Rosemary Pork Tenderloin
Recipe slightly adapted from Claire Robinson

1/3 cup Dijon mustard
1-2 tsp freshly ground black pepper
1 tbsp chopped fresh rosemary leaves, PLUS 4 sprigs rosemary, with hard woody stems
5 large garlic cloves: 2 cloves minced, 3 cloves smashed
2 pork tenderloins, about 1-pound each
6-ish slices bacon, cut in half

1.  In a small bowl, whisk together the Dijon mustard, fresh ground black pepper, chopped rosemary, and minced garlic and mix well. Rub the mustard mixture over the surface of the tenderloins and wrap in plastic wrap. Marinate in the refrigerator at least 1 hour (I marinated mine for close to 6 hours). 
Simple ingredients. Strong flavors.


2.  Preheat oven to 375 degrees F. 
The bed for the tenderloins


3.  Place rosemary sprigs and smashed garlic in the center of a baking dish.
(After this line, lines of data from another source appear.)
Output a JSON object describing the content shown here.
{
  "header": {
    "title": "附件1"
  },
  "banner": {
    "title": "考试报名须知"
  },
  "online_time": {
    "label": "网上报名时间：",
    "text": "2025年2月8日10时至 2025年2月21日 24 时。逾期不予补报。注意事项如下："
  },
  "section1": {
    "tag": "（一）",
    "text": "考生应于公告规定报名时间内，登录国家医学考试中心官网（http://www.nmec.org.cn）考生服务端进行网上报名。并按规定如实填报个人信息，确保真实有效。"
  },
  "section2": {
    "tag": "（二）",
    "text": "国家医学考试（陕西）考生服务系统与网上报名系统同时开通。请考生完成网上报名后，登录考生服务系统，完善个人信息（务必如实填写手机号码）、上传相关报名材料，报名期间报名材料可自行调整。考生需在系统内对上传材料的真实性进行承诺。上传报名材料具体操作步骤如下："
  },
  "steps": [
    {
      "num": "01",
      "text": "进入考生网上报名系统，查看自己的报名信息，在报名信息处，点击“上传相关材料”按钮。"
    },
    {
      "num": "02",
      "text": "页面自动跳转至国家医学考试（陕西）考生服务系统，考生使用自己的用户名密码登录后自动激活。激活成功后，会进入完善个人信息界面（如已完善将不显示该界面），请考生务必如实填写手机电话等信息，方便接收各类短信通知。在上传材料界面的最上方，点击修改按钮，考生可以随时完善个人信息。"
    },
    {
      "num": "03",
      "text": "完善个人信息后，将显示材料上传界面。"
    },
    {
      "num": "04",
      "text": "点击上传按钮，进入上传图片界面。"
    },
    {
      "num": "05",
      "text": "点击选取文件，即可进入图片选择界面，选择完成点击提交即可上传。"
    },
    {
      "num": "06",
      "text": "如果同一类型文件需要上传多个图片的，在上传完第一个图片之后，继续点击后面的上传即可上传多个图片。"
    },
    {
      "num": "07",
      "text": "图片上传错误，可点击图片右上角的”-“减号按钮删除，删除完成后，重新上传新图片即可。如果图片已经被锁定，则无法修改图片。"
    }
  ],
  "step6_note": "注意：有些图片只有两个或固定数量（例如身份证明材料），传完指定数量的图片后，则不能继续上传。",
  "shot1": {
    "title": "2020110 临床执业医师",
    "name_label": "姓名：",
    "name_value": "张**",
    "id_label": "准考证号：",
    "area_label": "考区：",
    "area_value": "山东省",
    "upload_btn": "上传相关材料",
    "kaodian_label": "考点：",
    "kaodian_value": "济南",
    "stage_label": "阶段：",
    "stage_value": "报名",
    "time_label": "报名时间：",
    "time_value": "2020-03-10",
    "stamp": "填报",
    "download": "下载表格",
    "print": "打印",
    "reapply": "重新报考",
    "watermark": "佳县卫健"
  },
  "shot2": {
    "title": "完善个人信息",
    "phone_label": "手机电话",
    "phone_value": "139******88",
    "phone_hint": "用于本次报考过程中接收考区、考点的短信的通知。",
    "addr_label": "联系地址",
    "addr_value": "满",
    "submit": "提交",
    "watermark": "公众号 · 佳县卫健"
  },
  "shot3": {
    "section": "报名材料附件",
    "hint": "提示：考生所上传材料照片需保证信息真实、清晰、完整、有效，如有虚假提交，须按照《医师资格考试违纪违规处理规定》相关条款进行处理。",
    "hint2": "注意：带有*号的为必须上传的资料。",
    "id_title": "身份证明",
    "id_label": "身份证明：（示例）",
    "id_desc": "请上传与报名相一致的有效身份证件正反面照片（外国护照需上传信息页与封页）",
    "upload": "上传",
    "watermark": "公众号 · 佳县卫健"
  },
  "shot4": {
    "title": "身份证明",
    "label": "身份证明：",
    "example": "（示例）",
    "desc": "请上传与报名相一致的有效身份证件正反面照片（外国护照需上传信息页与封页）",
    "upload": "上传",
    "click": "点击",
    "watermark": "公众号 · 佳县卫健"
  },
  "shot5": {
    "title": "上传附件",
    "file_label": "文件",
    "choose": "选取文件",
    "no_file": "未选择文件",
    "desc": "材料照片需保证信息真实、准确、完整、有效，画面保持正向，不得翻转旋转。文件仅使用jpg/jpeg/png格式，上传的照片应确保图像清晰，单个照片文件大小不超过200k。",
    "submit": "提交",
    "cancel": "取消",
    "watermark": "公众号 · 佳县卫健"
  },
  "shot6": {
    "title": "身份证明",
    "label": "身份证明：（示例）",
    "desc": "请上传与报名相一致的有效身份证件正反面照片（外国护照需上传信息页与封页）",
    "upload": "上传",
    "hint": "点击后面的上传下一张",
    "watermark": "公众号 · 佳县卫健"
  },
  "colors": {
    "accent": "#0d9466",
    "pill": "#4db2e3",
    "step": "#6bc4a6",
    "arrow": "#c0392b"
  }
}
Remove the plastic wrap from the tenderloins and top each with slices of bacon. 
Tucked in with a bacon blanket


4.  Place the baking dish in the oven and bake for 25 to 30 minutes or until an instant-read thermometer, inserted in the tenderloins, registers 160 degrees F. Remove from oven when desired doneness is reached and let sit for 5 to 10 minutes on a cutting board before slicing.
Took this pic with my phone.  Not too shabby!


Yup, a log of tender pork, covered in a bacon blanket.  I don't think it gets any better than that!